Chapter 8.3, Problem 82E

To determine

The sum of the given infinite geometric series.

Answer to Problem 82E

The sum is divergent.

Explanation of Solution

Given information: The infinite geometric series $2+\frac{7}{3}+\frac{49}{18}+\frac{343}{108}+\mathrm{...}$

Concept used:

In a sequence $a_1,a_2,a_3,a_4,\dots \dots ,a_n,\dots$ if ratio of the consecutive terms is the same then it is defined as Geometric Sequence.

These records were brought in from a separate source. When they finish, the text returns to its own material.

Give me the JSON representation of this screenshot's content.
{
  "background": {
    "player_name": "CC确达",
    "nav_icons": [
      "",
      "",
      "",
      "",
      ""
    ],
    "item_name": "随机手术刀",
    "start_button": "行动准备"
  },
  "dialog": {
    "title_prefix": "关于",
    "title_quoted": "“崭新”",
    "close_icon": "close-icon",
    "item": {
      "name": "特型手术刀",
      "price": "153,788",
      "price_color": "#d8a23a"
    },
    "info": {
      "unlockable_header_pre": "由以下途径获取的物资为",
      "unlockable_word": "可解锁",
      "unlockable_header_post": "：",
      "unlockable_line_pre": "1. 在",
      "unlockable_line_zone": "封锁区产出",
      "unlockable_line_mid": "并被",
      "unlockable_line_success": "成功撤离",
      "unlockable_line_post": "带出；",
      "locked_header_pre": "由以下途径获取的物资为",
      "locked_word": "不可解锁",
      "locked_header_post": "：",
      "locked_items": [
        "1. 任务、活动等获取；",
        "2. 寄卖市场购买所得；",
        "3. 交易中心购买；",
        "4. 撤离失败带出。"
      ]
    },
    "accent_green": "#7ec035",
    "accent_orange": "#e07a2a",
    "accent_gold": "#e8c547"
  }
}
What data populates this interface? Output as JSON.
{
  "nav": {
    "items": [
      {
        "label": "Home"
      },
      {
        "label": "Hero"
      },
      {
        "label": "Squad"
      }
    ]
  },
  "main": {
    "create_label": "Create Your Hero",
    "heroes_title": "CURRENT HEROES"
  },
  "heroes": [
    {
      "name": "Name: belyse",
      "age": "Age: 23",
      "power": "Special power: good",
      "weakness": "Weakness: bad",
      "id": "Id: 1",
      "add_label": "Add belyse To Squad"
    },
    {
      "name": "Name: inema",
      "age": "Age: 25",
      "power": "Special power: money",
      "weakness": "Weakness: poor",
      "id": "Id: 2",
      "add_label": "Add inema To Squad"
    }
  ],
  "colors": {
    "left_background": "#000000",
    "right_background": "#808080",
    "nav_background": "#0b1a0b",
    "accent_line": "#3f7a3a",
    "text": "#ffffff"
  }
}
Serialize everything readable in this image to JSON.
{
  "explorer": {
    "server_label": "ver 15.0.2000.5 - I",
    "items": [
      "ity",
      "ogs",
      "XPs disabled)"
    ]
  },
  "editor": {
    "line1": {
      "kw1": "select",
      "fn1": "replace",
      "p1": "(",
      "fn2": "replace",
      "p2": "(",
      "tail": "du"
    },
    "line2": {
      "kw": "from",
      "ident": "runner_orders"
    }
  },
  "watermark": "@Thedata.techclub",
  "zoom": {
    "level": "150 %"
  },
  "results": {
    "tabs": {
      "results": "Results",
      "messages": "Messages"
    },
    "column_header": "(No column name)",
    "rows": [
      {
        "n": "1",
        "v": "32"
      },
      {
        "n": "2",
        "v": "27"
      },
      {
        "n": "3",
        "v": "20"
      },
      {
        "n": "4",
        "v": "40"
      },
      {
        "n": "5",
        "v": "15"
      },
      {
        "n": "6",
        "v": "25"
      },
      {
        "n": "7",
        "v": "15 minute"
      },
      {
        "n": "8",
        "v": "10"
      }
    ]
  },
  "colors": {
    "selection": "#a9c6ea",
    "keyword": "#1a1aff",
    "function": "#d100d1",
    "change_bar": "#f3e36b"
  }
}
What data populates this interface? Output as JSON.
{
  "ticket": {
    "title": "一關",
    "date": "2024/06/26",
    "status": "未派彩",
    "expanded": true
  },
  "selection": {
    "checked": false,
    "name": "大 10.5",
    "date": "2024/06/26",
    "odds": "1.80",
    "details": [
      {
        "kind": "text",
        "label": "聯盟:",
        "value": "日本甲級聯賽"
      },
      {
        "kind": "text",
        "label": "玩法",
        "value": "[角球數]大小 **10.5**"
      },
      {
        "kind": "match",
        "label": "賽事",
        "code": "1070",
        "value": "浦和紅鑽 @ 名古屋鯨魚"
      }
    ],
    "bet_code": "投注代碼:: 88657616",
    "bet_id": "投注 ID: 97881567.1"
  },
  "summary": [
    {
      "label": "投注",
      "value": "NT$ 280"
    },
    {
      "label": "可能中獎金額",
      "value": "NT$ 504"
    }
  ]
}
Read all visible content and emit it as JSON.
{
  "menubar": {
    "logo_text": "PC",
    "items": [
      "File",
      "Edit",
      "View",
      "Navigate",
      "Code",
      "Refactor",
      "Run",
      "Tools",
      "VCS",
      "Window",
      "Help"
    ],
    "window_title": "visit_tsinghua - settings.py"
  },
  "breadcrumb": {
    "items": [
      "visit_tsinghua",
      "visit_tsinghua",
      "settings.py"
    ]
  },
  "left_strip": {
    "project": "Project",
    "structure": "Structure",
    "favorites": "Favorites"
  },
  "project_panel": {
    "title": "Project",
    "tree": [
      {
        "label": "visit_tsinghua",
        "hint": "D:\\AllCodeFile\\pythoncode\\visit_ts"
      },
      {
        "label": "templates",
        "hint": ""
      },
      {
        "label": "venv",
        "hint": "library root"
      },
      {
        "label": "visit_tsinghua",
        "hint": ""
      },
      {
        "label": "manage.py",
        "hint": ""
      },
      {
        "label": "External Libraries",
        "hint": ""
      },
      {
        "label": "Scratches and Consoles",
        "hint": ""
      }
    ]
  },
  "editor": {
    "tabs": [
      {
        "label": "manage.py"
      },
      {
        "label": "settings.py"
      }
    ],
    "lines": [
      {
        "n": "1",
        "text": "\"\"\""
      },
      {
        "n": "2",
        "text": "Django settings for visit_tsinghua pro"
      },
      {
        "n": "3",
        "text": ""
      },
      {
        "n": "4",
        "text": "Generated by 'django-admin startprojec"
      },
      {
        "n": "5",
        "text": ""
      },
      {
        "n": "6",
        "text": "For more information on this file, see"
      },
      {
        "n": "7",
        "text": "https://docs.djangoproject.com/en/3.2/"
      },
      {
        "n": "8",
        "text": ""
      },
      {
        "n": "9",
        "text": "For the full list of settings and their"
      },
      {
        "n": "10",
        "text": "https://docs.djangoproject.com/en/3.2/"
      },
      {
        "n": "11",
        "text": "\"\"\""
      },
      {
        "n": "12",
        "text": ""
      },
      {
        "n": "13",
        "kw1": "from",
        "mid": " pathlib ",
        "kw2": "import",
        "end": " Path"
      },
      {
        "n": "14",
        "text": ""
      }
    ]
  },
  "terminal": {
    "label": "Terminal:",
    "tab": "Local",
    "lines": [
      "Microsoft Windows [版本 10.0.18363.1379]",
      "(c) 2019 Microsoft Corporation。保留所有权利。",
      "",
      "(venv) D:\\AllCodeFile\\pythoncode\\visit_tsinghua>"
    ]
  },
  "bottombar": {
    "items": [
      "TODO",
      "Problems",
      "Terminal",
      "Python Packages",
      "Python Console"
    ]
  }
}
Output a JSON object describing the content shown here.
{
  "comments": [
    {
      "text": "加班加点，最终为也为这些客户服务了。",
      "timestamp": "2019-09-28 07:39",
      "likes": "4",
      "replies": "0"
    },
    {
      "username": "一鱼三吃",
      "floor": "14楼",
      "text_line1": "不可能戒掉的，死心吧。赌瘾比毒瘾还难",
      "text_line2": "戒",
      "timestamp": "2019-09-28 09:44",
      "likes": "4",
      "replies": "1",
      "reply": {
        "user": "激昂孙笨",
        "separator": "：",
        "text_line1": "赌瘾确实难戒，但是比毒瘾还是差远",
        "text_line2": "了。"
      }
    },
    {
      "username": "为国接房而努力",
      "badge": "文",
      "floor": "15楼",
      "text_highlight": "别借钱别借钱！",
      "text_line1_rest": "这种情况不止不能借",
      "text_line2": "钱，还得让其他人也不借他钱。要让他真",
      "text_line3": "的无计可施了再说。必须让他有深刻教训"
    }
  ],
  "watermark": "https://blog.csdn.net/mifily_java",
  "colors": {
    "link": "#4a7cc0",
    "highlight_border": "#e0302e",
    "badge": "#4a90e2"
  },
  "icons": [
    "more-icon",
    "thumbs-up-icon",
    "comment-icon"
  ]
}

So, a number r is defined as the common ratio of the geometric sequence if $\frac{a_2}{a_1}=\frac{a_3}{a_2}=\frac{a_4}{a_3}=\dots \dots =r.$

The sum of an infinite geometric series $a_1+a_{1}r+a_1{r}^2+a_1{r}^3+\cdots +a_1{r}^{n-1}+\cdots$ is $S={\displaystyle {\sum }_{i=0}^{\infty }{a}_1{r}^i=\frac{a_1}{1-r}}$ where $\left|r\right|<1$ .

Calculation:

Consider the series $2+\frac{7}{3}+\frac{49}{18}+\frac{343}{108}+\mathrm{...}$

Here the first term $t_1=a=2$ , second term $t_2=\frac{7}{3}$

Then the common ratio $r=\frac{t_2}{t_1}=\frac{\frac{7}{3}}{2}=\frac{7}{6}$

As, $\left|r\right|=\frac{7}{6}>1$

So, the sum is divergent.

It is not possible to find out the sum of the infinite series.